Jewish Journal

Shaima Alawadi murder no longer a hate crime?

by Brad A. Greenberg

April 15, 2012 | 3:27 pm

I missed a big development in the death of Shaima Alawadi. (Thanks to George for pointing it out.) When news broke last month that the mother of five had died after being beaten to death in her home, one detail of the crime scene garnered international attention and sent a shockwave through Muslim immigrant communities:

The note found next to her body reportedly said: “Go back to your own country. You’re a terrorist.”

But as the police conducted their investigation, new details emerged, as this piece from Salon reports:

On April 4, an affidavit for a search warrant about the murder was “accidentally released,” according to the New York Times. The San Diego Union-Tribune, which first received the document, claimed it shows a “family in turmoil and cast doubt on the likelihood that her slaying was a hate crime.” Alawadi was said to be planning on leaving her husband, based on blank divorce papers found in her vehicle. Last November, police investigating reports of two people possibly having sex in a car found Fatima with a 21-year-old man. After her mother was called to pick her up, Fatima allegedly jumped out of the moving car at 35 mph.

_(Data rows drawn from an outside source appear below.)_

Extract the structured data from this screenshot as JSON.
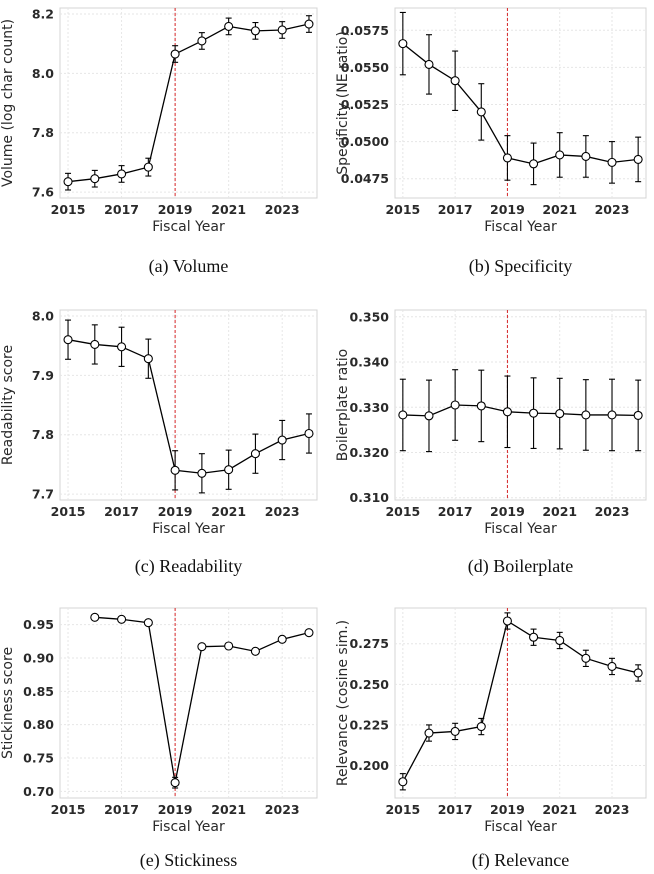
{
  "figure": {
    "x_ticks": [
      "2015",
      "2017",
      "2019",
      "2021",
      "2023"
    ],
    "x_tick_values": [
      2015,
      2017,
      2019,
      2021,
      2023
    ],
    "marker_fill": "#ffffff",
    "line_color": "#000000",
    "reference_line_color": "#d62728"
  },
  "chart_data": [
    {
      "type": "line",
      "caption": "(a) Volume",
      "xlabel": "Fiscal Year",
      "ylabel": "Volume (log char count)",
      "x": [
        2015,
        2016,
        2017,
        2018,
        2019,
        2020,
        2021,
        2022,
        2023,
        2024
      ],
      "y": [
        7.635,
        7.645,
        7.661,
        7.684,
        8.065,
        8.109,
        8.158,
        8.143,
        8.146,
        8.166
      ],
      "err": [
        0.028,
        0.028,
        0.028,
        0.03,
        0.028,
        0.028,
        0.028,
        0.028,
        0.028,
        0.028
      ],
      "xlim": [
        2014.7,
        2024.3
      ],
      "ylim": [
        7.58,
        8.22
      ],
      "yticks": [
        7.6,
        7.8,
        8.0,
        8.2
      ],
      "ytick_labels": [
        "7.6",
        "7.8",
        "8.0",
        "8.2"
      ],
      "reference_x": 2019,
      "grid": true
    },
    {
      "type": "line",
      "caption": "(b) Specificity",
      "xlabel": "Fiscal Year",
      "ylabel": "Specificity (NE ratio)",
      "x": [
        2015,
        2016,
        2017,
        2018,
        2019,
        2020,
        2021,
        2022,
        2023,
        2024
      ],
      "y": [
        0.0566,
        0.0552,
        0.0541,
        0.052,
        0.0489,
        0.0485,
        0.0491,
        0.049,
        0.0486,
        0.0488
      ],
      "err": [
        0.0021,
        0.002,
        0.002,
        0.0019,
        0.0015,
        0.0014,
        0.0015,
        0.0014,
        0.0014,
        0.0015
      ],
      "xlim": [
        2014.7,
        2024.3
      ],
      "ylim": [
        0.0462,
        0.059
      ],
      "yticks": [
        0.0475,
        0.05,
        0.0525,
        0.055,
        0.0575
      ],
      "ytick_labels": [
        "0.0475",
        "0.0500",
        "0.0525",
        "0.0550",
        "0.0575"
      ],
      "reference_x": 2019,
      "grid": true
    },
    {
      "type": "line",
      "caption": "(c) Readability",
      "xlabel": "Fiscal Year",
      "ylabel": "Readability score",
      "x": [
        2015,
        2016,
        2017,
        2018,
        2019,
        2020,
        2021,
        2022,
        2023,
        2024
      ],
      "y": [
        7.96,
        7.952,
        7.948,
        7.928,
        7.74,
        7.735,
        7.741,
        7.768,
        7.791,
        7.802
      ],
      "err": [
        0.033,
        0.033,
        0.033,
        0.033,
        0.033,
        0.033,
        0.033,
        0.033,
        0.033,
        0.033
      ],
      "xlim": [
        2014.7,
        2024.3
      ],
      "ylim": [
        7.69,
        8.01
      ],
      "yticks": [
        7.7,
        7.8,
        7.9,
        8.0
      ],
      "ytick_labels": [
        "7.7",
        "7.8",
        "7.9",
        "8.0"
      ],
      "reference_x": 2019,
      "grid": true
    },
    {
      "type": "line",
      "caption": "(d) Boilerplate",
      "xlabel": "Fiscal Year",
      "ylabel": "Boilerplate ratio",
      "x": [
        2015,
        2016,
        2017,
        2018,
        2019,
        2020,
        2021,
        2022,
        2023,
        2024
      ],
      "y": [
        0.3283,
        0.3281,
        0.3305,
        0.3303,
        0.329,
        0.3287,
        0.3286,
        0.3283,
        0.3283,
        0.3282
      ],
      "err": [
        0.0079,
        0.0079,
        0.0078,
        0.0079,
        0.0079,
        0.0078,
        0.0078,
        0.0078,
        0.0079,
        0.0078
      ],
      "xlim": [
        2014.7,
        2024.3
      ],
      "ylim": [
        0.3095,
        0.3515
      ],
      "yticks": [
        0.31,
        0.32,
        0.33,
        0.34,
        0.35
      ],
      "ytick_labels": [
        "0.310",
        "0.320",
        "0.330",
        "0.340",
        "0.350"
      ],
      "reference_x": 2019,
      "grid": true
    },
    {
      "type": "line",
      "caption": "(e) Stickiness",
      "xlabel": "Fiscal Year",
      "ylabel": "Stickiness score",
      "x": [
        2016,
        2017,
        2018,
        2019,
        2020,
        2021,
        2022,
        2023,
        2024
      ],
      "y": [
        0.961,
        0.958,
        0.953,
        0.713,
        0.917,
        0.918,
        0.91,
        0.928,
        0.938
      ],
      "err": [
        0,
        0,
        0,
        0.008,
        0,
        0,
        0,
        0,
        0
      ],
      "xlim": [
        2014.7,
        2024.3
      ],
      "ylim": [
        0.69,
        0.975
      ],
      "yticks": [
        0.7,
        0.75,
        0.8,
        0.85,
        0.9,
        0.95
      ],
      "ytick_labels": [
        "0.70",
        "0.75",
        "0.80",
        "0.85",
        "0.90",
        "0.95"
      ],
      "reference_x": 2019,
      "grid": true
    },
    {
      "type": "line",
      "caption": "(f) Relevance",
      "xlabel": "Fiscal Year",
      "ylabel": "Relevance (cosine sim.)",
      "x": [
        2015,
        2016,
        2017,
        2018,
        2019,
        2020,
        2021,
        2022,
        2023,
        2024
      ],
      "y": [
        0.19,
        0.22,
        0.221,
        0.224,
        0.289,
        0.279,
        0.277,
        0.266,
        0.261,
        0.257
      ],
      "err": [
        0.005,
        0.005,
        0.005,
        0.005,
        0.005,
        0.005,
        0.005,
        0.005,
        0.005,
        0.005
      ],
      "xlim": [
        2014.7,
        2024.3
      ],
      "ylim": [
        0.18,
        0.297
      ],
      "yticks": [
        0.2,
        0.225,
        0.25,
        0.275
      ],
      "ytick_labels": [
        "0.200",
        "0.225",
        "0.250",
        "0.275"
      ],
      "reference_x": 2019,
      "grid": true
    }
  ]
}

While being treated at a hospital for her injuries the court records state, “Police were informed by paramedics and hospital staff that Fatima Alhimidi said she was being forced to marry her cousin and did not want to do so she jumped out of the vehicle.”

KGTV further reported that while Fatima was being interviewed by investigators, she received a text message that read, “The detective will find out tell them cnt (can’t) talk.”

It’s now a lot less clear whether police are investigating a hate crime or a collapsing family. (“Collapsing” doesn’t seem to do it justice but I can’t think of anything extreme enough to convey family dynamics that could be so broken as to motivate matricide.) The latter, like the Muslim TV exec who beheaded his wife because she wanted a divorce, would make Alawadi’s death more a crime against women, Nina Burleigh writes for Time:

If female freedom turns out to be at the heart of the murder, it will highlight not so much the intolerance of Muslim immigrants by Americans, but the cultural restrictions on women in those communities and what happens when those restrictions clash with the relatively permissive rules of Western society.

That remains to be seen.

As for Fatima and Alawadi’s husband: They were last in Iraq, where they traveled for her burial.